In its cuisine, the following stand out: empanadas filled with minced meat, potatoes, onions and egg and traditionally eaten using your hands; humitas filled with corn and cheese made from either cows' or goats' milk and which are either sweet or savory; locro, a mixture of corn, beans, squash, red meat, salted pork ribs and tripe to which local herbs and spices can be added and tamales, a tortilla made from corn flour and filled with beef, pork or beef jerky.
The official currency of Argentina is the argentine peso ($ARS). However, US dollars (US$) are accepted in the majority of places catering to tourists. Bills come in denominations of 2, 5, 10, 20, 50 and 100 pesos and coins in 5, 10, 25 and 50 cents and 1 peso.
All products and services include a Value Added Tax (known as IVA) equivalent to 21% of the value of what is being purchased. If you're a foreign tourist and you buy an Argentine product worth 70 pesos or more during your stay, you can ask for the IVA back.
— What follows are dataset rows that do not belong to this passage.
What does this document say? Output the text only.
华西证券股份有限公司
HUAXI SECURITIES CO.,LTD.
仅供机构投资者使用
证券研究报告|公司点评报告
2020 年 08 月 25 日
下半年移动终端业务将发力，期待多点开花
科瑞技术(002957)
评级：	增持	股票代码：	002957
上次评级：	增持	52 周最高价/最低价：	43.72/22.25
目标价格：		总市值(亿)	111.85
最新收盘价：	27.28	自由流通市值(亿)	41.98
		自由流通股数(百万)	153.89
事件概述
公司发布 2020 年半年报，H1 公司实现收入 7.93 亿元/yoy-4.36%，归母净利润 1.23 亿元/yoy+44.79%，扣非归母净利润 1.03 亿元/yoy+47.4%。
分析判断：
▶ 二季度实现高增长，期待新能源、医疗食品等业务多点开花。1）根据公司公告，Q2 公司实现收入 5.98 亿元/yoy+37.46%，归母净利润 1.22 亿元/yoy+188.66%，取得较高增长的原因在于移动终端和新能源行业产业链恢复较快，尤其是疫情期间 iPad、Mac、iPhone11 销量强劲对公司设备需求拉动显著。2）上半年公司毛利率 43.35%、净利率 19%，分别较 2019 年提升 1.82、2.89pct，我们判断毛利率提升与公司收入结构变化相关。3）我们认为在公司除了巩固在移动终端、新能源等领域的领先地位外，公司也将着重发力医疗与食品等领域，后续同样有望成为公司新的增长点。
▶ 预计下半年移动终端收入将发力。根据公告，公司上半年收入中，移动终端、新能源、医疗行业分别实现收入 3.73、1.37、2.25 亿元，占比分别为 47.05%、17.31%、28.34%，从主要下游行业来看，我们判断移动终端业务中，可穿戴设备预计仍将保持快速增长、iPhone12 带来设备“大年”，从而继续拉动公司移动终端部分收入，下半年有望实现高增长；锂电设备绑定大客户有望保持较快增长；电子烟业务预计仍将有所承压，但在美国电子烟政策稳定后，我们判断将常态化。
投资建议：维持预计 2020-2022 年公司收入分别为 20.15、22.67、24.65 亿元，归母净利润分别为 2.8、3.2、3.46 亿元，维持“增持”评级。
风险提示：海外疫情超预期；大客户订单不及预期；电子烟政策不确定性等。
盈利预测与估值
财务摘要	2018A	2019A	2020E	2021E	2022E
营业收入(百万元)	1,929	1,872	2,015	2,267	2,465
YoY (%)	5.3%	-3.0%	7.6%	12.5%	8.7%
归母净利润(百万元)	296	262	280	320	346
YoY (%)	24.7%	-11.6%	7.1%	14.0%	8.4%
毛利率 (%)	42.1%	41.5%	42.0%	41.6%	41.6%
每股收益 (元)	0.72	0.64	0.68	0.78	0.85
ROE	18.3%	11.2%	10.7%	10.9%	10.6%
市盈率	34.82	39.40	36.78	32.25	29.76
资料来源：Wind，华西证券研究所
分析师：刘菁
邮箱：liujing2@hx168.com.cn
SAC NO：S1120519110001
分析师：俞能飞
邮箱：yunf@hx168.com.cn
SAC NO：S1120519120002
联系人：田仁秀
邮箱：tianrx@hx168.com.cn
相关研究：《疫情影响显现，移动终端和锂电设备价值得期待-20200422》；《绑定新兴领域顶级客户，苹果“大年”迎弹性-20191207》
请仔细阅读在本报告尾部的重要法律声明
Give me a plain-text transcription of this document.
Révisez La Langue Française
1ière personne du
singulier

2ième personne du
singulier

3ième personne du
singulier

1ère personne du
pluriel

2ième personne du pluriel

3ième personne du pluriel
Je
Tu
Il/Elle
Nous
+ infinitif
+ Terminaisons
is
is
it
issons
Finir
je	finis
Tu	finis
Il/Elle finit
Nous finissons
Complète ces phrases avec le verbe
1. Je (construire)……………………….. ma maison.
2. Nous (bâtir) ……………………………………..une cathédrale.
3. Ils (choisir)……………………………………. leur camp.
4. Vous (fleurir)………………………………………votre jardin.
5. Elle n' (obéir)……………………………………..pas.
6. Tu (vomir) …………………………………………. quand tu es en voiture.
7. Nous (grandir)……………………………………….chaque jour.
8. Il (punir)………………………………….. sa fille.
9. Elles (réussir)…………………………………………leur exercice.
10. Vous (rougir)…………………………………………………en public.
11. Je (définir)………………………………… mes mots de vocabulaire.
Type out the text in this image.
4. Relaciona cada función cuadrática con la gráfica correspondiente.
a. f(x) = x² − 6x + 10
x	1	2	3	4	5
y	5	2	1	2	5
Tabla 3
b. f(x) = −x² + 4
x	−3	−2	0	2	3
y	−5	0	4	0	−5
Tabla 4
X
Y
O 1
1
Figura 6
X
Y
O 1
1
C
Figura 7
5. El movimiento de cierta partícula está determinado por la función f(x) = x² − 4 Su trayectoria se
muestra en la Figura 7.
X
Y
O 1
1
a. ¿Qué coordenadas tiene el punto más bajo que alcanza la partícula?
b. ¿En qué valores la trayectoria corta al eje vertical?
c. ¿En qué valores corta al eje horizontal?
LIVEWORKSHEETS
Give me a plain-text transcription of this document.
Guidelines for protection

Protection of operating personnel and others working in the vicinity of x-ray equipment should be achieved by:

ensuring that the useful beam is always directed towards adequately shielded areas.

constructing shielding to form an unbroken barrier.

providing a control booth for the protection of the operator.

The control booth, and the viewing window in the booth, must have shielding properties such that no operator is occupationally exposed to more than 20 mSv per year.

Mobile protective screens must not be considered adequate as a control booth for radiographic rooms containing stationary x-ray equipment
To do this, you must ask the salesperson for the original type B invoice and the "Global Refund Check" for your refund and show these two documents, plus the item purchased, when you leave Argentina, so that Customs can stamp the documents and process your refund.
The official language spoken in Salta and throughout Argentina is Spanish.
Before you begin your journey to Argentina, bear in mind that the majority of the country is in the GMT-3 time zone, although during summer some provinces adopt summertime hours, turning their clocks back an hour.
In Argentina, the voltage used is 220 V/50hz, but if any of your electrical appliances use a different voltage, you can always find adaptors in specialist shops throughout the country.